I Slept With My Ex: Tell My Fiancee or Not?
Ask Demetria: Mistakes happen, but cheating is the worst way to kick off married life.
(The Root) --
I had sex with a woman and did not tell her about my fiancee. She recently found out I am engaged and she is so pissed, but it shouldn't matter because my feelings for her are real. She is the one I really love, and she is a great girl. Any man would be lucky to have her. My fiancee is great, too. I just screwed up, and now the woman I slept with, who is my ex, feels like she is a "ho," when she is not. (For the record, I'm 27, my fiancee is 27 and the girl I do love is 25.) I feel so guilty. I don't know what to do. Please help me. --J.W.
Your letter and your actions tell me that you are in a great deal of pain and conflict.

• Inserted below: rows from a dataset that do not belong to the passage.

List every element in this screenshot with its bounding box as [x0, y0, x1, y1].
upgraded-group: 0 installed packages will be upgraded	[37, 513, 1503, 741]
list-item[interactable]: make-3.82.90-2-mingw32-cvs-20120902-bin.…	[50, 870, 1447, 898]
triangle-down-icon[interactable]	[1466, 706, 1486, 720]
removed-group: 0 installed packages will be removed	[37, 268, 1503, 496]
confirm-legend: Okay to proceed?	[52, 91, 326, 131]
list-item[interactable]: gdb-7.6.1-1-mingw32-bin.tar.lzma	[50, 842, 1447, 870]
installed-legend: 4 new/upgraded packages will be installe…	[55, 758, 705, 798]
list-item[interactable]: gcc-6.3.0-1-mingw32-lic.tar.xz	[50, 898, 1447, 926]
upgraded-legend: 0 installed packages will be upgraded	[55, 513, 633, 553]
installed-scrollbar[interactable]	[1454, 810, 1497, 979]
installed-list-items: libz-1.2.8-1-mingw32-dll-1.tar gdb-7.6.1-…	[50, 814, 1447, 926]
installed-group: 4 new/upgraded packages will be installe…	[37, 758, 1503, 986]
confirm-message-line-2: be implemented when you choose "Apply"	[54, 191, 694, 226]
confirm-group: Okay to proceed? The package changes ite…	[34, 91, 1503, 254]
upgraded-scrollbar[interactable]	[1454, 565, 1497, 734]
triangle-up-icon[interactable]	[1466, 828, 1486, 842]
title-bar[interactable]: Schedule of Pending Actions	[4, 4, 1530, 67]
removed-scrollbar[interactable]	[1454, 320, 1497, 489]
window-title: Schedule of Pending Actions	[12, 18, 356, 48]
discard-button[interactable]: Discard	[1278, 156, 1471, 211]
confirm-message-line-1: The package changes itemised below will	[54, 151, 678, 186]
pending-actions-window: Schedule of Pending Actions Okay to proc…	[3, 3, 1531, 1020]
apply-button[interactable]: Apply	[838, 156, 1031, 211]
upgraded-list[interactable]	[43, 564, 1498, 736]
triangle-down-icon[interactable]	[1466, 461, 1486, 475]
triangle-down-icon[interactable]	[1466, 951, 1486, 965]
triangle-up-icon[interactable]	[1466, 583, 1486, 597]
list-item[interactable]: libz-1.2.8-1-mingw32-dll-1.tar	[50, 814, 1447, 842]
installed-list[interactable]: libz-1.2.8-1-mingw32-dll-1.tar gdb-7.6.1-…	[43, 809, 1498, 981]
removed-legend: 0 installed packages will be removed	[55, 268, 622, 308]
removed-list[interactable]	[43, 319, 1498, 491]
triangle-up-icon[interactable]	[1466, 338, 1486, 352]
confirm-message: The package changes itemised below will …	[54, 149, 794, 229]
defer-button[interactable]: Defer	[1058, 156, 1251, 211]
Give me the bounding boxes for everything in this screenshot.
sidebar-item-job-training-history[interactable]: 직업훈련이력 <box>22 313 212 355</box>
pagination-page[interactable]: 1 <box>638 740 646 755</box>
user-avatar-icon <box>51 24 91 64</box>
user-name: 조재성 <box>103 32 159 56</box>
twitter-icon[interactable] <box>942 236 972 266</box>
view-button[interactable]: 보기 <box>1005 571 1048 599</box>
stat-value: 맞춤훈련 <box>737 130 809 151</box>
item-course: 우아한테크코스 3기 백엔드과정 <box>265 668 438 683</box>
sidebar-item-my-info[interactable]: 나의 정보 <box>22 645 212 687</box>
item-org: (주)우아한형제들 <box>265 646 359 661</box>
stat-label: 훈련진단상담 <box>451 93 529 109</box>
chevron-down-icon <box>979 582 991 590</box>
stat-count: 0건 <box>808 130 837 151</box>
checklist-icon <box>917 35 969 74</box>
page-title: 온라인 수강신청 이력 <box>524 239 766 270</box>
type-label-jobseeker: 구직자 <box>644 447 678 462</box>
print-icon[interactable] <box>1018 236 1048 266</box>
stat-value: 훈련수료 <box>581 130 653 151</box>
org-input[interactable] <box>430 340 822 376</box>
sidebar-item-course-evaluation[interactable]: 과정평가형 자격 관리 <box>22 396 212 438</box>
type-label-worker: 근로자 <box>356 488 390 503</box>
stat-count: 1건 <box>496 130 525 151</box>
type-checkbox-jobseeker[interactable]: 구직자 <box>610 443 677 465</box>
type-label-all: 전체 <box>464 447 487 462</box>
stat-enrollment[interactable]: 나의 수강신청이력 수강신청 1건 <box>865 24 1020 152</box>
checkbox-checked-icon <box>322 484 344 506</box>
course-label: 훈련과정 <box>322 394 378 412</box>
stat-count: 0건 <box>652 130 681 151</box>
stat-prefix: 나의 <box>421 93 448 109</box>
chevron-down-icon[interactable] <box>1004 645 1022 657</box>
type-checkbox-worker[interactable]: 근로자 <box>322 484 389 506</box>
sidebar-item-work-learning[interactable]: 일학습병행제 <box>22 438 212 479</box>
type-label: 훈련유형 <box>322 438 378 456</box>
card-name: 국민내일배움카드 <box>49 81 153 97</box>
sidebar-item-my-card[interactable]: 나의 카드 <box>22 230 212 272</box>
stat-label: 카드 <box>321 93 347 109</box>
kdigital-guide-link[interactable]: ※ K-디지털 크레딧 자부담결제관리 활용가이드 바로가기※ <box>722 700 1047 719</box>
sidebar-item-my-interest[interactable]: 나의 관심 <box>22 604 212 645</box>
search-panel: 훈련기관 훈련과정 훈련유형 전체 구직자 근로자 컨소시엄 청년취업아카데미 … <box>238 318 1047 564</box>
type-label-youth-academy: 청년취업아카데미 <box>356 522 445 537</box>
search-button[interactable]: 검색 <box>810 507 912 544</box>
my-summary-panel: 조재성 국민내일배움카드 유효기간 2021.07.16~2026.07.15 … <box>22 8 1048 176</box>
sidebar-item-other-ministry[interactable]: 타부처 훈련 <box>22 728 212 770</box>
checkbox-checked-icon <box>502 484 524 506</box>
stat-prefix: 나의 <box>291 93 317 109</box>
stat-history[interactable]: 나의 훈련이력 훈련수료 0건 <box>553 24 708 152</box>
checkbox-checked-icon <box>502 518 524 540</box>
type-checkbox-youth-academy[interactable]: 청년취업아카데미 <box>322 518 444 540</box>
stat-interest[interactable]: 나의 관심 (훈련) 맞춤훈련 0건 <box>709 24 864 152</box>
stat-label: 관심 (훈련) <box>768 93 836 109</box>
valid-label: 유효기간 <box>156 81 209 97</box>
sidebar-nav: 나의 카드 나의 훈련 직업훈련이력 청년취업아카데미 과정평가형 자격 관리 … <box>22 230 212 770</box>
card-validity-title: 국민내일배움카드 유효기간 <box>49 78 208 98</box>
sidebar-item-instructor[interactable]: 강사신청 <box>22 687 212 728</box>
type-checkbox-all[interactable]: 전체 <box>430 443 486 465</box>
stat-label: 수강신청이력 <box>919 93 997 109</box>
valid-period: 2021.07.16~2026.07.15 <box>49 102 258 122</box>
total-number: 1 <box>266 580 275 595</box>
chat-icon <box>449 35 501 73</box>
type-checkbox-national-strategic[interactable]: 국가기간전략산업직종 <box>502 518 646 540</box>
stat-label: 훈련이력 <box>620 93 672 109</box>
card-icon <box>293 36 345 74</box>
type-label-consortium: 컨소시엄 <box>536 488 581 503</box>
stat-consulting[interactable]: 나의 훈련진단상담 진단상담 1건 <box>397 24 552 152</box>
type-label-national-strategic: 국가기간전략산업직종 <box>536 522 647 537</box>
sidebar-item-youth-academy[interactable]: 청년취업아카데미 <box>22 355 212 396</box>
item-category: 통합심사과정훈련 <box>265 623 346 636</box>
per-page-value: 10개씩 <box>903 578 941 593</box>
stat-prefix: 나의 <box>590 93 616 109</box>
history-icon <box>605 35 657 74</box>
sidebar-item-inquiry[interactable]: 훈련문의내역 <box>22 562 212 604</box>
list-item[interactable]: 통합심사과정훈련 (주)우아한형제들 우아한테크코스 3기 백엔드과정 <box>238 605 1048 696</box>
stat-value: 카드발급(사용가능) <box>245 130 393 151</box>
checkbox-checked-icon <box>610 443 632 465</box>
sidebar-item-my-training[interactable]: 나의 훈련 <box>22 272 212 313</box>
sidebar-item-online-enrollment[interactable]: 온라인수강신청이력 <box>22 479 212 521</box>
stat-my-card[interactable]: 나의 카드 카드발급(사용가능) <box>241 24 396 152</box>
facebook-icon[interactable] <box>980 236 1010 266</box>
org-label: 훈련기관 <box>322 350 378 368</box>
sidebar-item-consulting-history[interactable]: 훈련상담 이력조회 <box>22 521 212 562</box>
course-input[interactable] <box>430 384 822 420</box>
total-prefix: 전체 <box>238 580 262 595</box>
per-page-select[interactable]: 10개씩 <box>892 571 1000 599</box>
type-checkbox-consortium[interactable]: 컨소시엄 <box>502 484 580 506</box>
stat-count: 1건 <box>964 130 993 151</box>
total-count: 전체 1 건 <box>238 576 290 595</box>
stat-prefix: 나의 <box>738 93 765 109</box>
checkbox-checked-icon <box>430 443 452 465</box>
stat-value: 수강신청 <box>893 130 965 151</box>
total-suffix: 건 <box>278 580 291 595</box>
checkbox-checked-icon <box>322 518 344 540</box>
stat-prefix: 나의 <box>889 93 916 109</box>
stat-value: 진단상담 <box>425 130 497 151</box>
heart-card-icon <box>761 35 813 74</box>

You are making a mess of your life, and your double living has sullied the lives of two women you say you care about. Understand that your feelings of guilt are your mind's way of telling you that you have gone too far and need to get a grip on how to handle your life. You've recognized that what you have done is bad, but this does not make you an inherently bad person.
I appreciate that you have deep feelings for both women, but the behavior you have exhibited is not at all acceptable, and it's certainly not love, even for your ex. Love is an emotion, and it is demonstrated in action.
The feelings mean very little if they are not shown in deed, which is why I challenge your claim that you love anyone in this scenario. You're not loving your ex by lying to her about your relationship status, and you're not loving your fiancee, whom, to your credit, you don't claim to love but probably should love, since you have made plans to marry her.
You must call off your engagement. Proceeding with this marriage under the current circumstances is a bad idea. Marriage is a serious step -- one whose value you clearly don't recognize, or the level of commitment required. Frankly, you are not prepared to be anybody's husband yet.
Usually I'm all for honesty, but here I will actually encourage you to apologize profusely to your fiancee and lie to her about the real reason you are calling off the wedding. Your would-be bride doesn't need to hear that for the duration of your relationship, however long that's been, you've been secretly pining for your ex. It will crush her, and she doesn't deserve that. The bottom line -- that the engagement is off – should be enough for her to deal with. Besides, you'd only be telling her in order to relieve your guilt so that you can sleep better at night.